Een half jaar geleden leek premier Viktor Orbán nog onwankelbaar op zijn troon te zitten. In april 2014 jaar kreeg Fidesz bij landelijke verkiezingen ruim 43,5 procent van de stemmen achter zich (en zelfs meer dan 45 procent, als je de Hongaren uit de buurlanden meerekent die ook mochten stemmen). De linkse oppositie volgde op afstand met 26 procent. De lokale verkiezingen afgelopen najaar werden een ware slachting voor de oppositiepartijen.
Sindsdien lijkt Orbán zijn ijzeren greep te verliezen. In oktober vorig jaar moest hij onder druk van massale demonstraties een belasting op internetgebruik intrekken.

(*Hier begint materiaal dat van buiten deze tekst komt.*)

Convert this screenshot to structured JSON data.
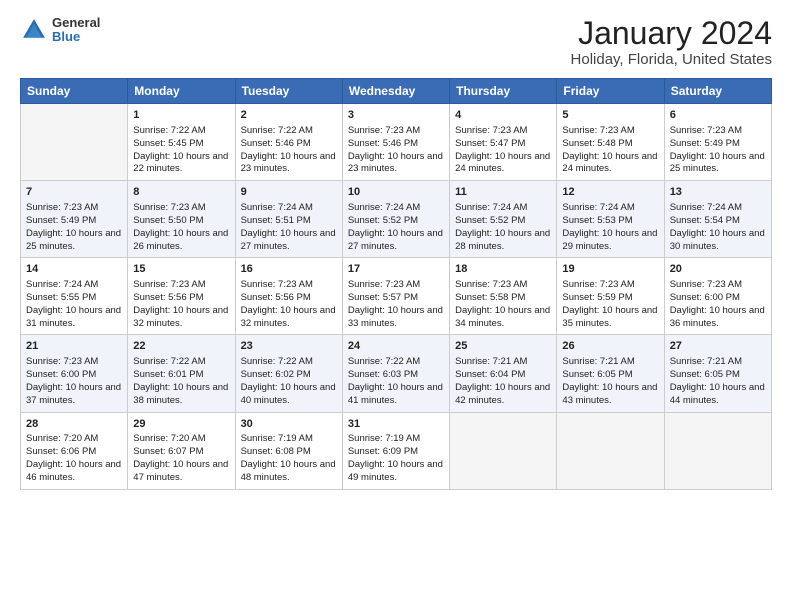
{
  "header": {
    "logo_general": "General",
    "logo_blue": "Blue",
    "title": "January 2024",
    "subtitle": "Holiday, Florida, United States"
  },
  "days_of_week": [
    "Sunday",
    "Monday",
    "Tuesday",
    "Wednesday",
    "Thursday",
    "Friday",
    "Saturday"
  ],
  "weeks": [
    [
      {
        "day": "",
        "sunrise": "",
        "sunset": "",
        "daylight": "",
        "empty": true
      },
      {
        "day": "1",
        "sunrise": "Sunrise: 7:22 AM",
        "sunset": "Sunset: 5:45 PM",
        "daylight": "Daylight: 10 hours and 22 minutes."
      },
      {
        "day": "2",
        "sunrise": "Sunrise: 7:22 AM",
        "sunset": "Sunset: 5:46 PM",
        "daylight": "Daylight: 10 hours and 23 minutes."
      },
      {
        "day": "3",
        "sunrise": "Sunrise: 7:23 AM",
        "sunset": "Sunset: 5:46 PM",
        "daylight": "Daylight: 10 hours and 23 minutes."
      },
      {
        "day": "4",
        "sunrise": "Sunrise: 7:23 AM",
        "sunset": "Sunset: 5:47 PM",
        "daylight": "Daylight: 10 hours and 24 minutes."
      },
      {
        "day": "5",
        "sunrise": "Sunrise: 7:23 AM",
        "sunset": "Sunset: 5:48 PM",
        "daylight": "Daylight: 10 hours and 24 minutes."
      },
      {
        "day": "6",
        "sunrise": "Sunrise: 7:23 AM",
        "sunset": "Sunset: 5:49 PM",
        "daylight": "Daylight: 10 hours and 25 minutes."
      }
    ],
    [
      {
        "day": "7",
        "sunrise": "Sunrise: 7:23 AM",
        "sunset": "Sunset: 5:49 PM",
        "daylight": "Daylight: 10 hours and 25 minutes."
      },
      {
        "day": "8",
        "sunrise": "Sunrise: 7:23 AM",
        "sunset": "Sunset: 5:50 PM",
        "daylight": "Daylight: 10 hours and 26 minutes."
      },
      {
        "day": "9",
        "sunrise": "Sunrise: 7:24 AM",
        "sunset": "Sunset: 5:51 PM",
        "daylight": "Daylight: 10 hours and 27 minutes."
      },
      {
        "day": "10",
        "sunrise": "Sunrise: 7:24 AM",
        "sunset": "Sunset: 5:52 PM",
        "daylight": "Daylight: 10 hours and 27 minutes."
      },
      {
        "day": "11",
        "sunrise": "Sunrise: 7:24 AM",
        "sunset": "Sunset: 5:52 PM",
        "daylight": "Daylight: 10 hours and 28 minutes."
      },
      {
        "day": "12",
        "sunrise": "Sunrise: 7:24 AM",
        "sunset": "Sunset: 5:53 PM",
        "daylight": "Daylight: 10 hours and 29 minutes."
      },
      {
        "day": "13",
        "sunrise": "Sunrise: 7:24 AM",
        "sunset": "Sunset: 5:54 PM",
        "daylight": "Daylight: 10 hours and 30 minutes."
      }
    ],
    [
      {
        "day": "14",
        "sunrise": "Sunrise: 7:24 AM",
        "sunset": "Sunset: 5:55 PM",
        "daylight": "Daylight: 10 hours and 31 minutes."
      },
      {
        "day": "15",
        "sunrise": "Sunrise: 7:23 AM",
        "sunset": "Sunset: 5:56 PM",
        "daylight": "Daylight: 10 hours and 32 minutes."
      },
      {
        "day": "16",
        "sunrise": "Sunrise: 7:23 AM",
        "sunset": "Sunset: 5:56 PM",
        "daylight": "Daylight: 10 hours and 32 minutes."
      },
      {
        "day": "17",
        "sunrise": "Sunrise: 7:23 AM",
        "sunset": "Sunset: 5:57 PM",
        "daylight": "Daylight: 10 hours and 33 minutes."
      },
      {
        "day": "18",
        "sunrise": "Sunrise: 7:23 AM",
        "sunset": "Sunset: 5:58 PM",
        "daylight": "Daylight: 10 hours and 34 minutes."
      },
      {
        "day": "19",
        "sunrise": "Sunrise: 7:23 AM",
        "sunset": "Sunset: 5:59 PM",
        "daylight": "Daylight: 10 hours and 35 minutes."
      },
      {
        "day": "20",
        "sunrise": "Sunrise: 7:23 AM",
        "sunset": "Sunset: 6:00 PM",
        "daylight": "Daylight: 10 hours and 36 minutes."
      }
    ],
    [
      {
        "day": "21",
        "sunrise": "Sunrise: 7:23 AM",
        "sunset": "Sunset: 6:00 PM",
        "daylight": "Daylight: 10 hours and 37 minutes."
      },
      {
        "day": "22",
        "sunrise": "Sunrise: 7:22 AM",
        "sunset": "Sunset: 6:01 PM",
        "daylight": "Daylight: 10 hours and 38 minutes."
      },
      {
        "day": "23",
        "sunrise": "Sunrise: 7:22 AM",
        "sunset": "Sunset: 6:02 PM",
        "daylight": "Daylight: 10 hours and 40 minutes."
      },
      {
        "day": "24",
        "sunrise": "Sunrise: 7:22 AM",
        "sunset": "Sunset: 6:03 PM",
        "daylight": "Daylight: 10 hours and 41 minutes."
      },
      {
        "day": "25",
        "sunrise": "Sunrise: 7:21 AM",
        "sunset": "Sunset: 6:04 PM",
        "daylight": "Daylight: 10 hours and 42 minutes."
      },
      {
        "day": "26",
        "sunrise": "Sunrise: 7:21 AM",
        "sunset": "Sunset: 6:05 PM",
        "daylight": "Daylight: 10 hours and 43 minutes."
      },
      {
        "day": "27",
        "sunrise": "Sunrise: 7:21 AM",
        "sunset": "Sunset: 6:05 PM",
        "daylight": "Daylight: 10 hours and 44 minutes."
      }
    ],
    [
      {
        "day": "28",
        "sunrise": "Sunrise: 7:20 AM",
        "sunset": "Sunset: 6:06 PM",
        "daylight": "Daylight: 10 hours and 46 minutes."
      },
      {
        "day": "29",
        "sunrise": "Sunrise: 7:20 AM",
        "sunset": "Sunset: 6:07 PM",
        "daylight": "Daylight: 10 hours and 47 minutes."
      },
      {
        "day": "30",
        "sunrise": "Sunrise: 7:19 AM",
        "sunset": "Sunset: 6:08 PM",
        "daylight": "Daylight: 10 hours and 48 minutes."
      },
      {
        "day": "31",
        "sunrise": "Sunrise: 7:19 AM",
        "sunset": "Sunset: 6:09 PM",
        "daylight": "Daylight: 10 hours and 49 minutes."
      },
      {
        "day": "",
        "sunrise": "",
        "sunset": "",
        "daylight": "",
        "empty": true
      },
      {
        "day": "",
        "sunrise": "",
        "sunset": "",
        "daylight": "",
        "empty": true
      },
      {
        "day": "",
        "sunrise": "",
        "sunset": "",
        "daylight": "",
        "empty": true
      }
    ]
  ]
}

Daarna verloor Fidesz bij een reeks tussentijdse verkiezingen niet alleen in Veszprém, maar ook eerder in Boedapest en bij burgemeestersverkiezingen in Ózd en Mezőtúr. Volgens opiniepeilingen is Fidesz nog steeds de grootste partij, maar iedere maand weer een beetje minder populair.
Fidesz-politici reageerden in het openbaar maandag luchtig op  het verlies in Veszprém. Maar de stad geldt als echt Fideszbolwerk, waar de partij twintig jaar lang fluitend alle verkiezingen won. De conservatieve krant Magyar Nemzet meende dan ook: “De regeringspartij heeft in Veszprém meer verloren dan haar tweederde meerderheid”. 

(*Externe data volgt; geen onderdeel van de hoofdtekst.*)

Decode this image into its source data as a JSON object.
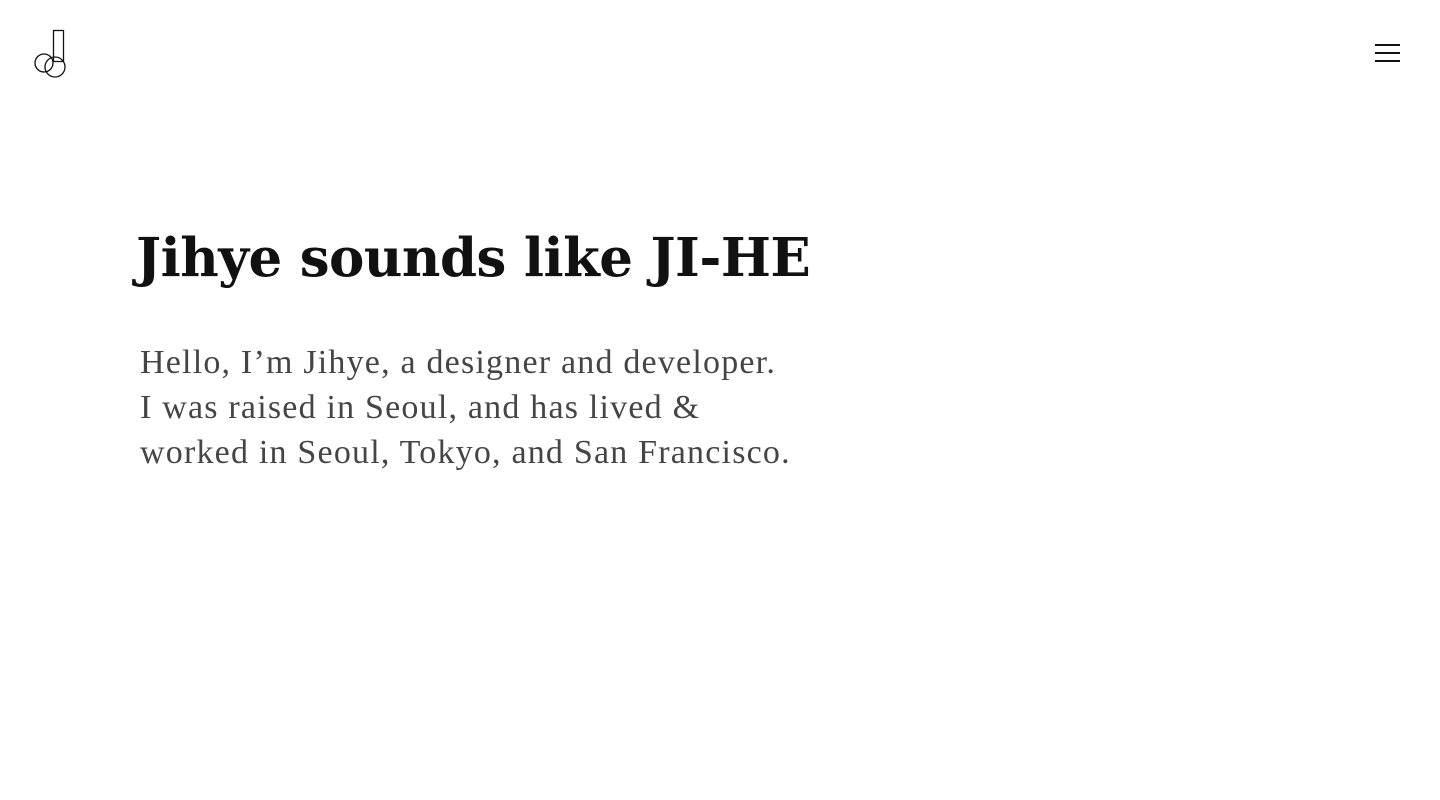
{
  "header": {
    "logo_icon": "jd-monogram-logo-icon",
    "menu_icon": "hamburger-menu-icon"
  },
  "hero": {
    "headline": "Jihye sounds like JI-HE",
    "intro_lines": [
      "Hello, I’m Jihye, a designer and developer.",
      "I was raised in Seoul, and has lived &",
      "worked in Seoul, Tokyo, and San Francisco."
    ]
  },
  "colors": {
    "background": "#ffffff",
    "headline": "#111111",
    "body_text": "#454545",
    "icon": "#111111"
  }
}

Intern werd daar in Fidesz duidelijk ook zo over gedacht. Het partijbestuur kwam maandag dan ook in spoedberaad bijeen. Daar bleken de meningen verdeeld. Tibor Navracsics (nota bene de man wiens zetel in Veszprém vrij was gekomen omdat hij eurocommissaris is geworden) meent dat de koers om moet. Anderen zien de tussentijdse verkiezing als niet meer dan een klein schokje in een verder soepel lopende machine. 
Maar die schokjes doen zich steeds vaker voor. Zelfs uit het gesloten bolwerk dat Fidesz tot nu toe was, klinkt tegenwoordig af en toe kritiek, ook van prominente leden. Vicevoorzitter Zoltán Pokorni haalde eind vorig jaar uit naar de protserige levensstijl van bijvoorbeeld János Lázár, topman van Orbáns bureau. Pokorni kreeg daarbij steun van parlementsvoorzitter László Kövér.
Enkele weken geleden brak Lajos Simicska, kamergenoot van Orbán op de universiteit en eigenaar van het media-imperium achter Fidesz, met zijn oude vriend. Als reden noemde hij onder meer Orbans goede relatie met Putin. “Ik ben opgegroeid toen de Sovjets nog hier waren en ik heb daar geen goede herinneringen aan. En eerlijk gezegd zie ik niet veel verschil tussen de toenmalige Sovjets en het gedrag van de huidige Russische politici.”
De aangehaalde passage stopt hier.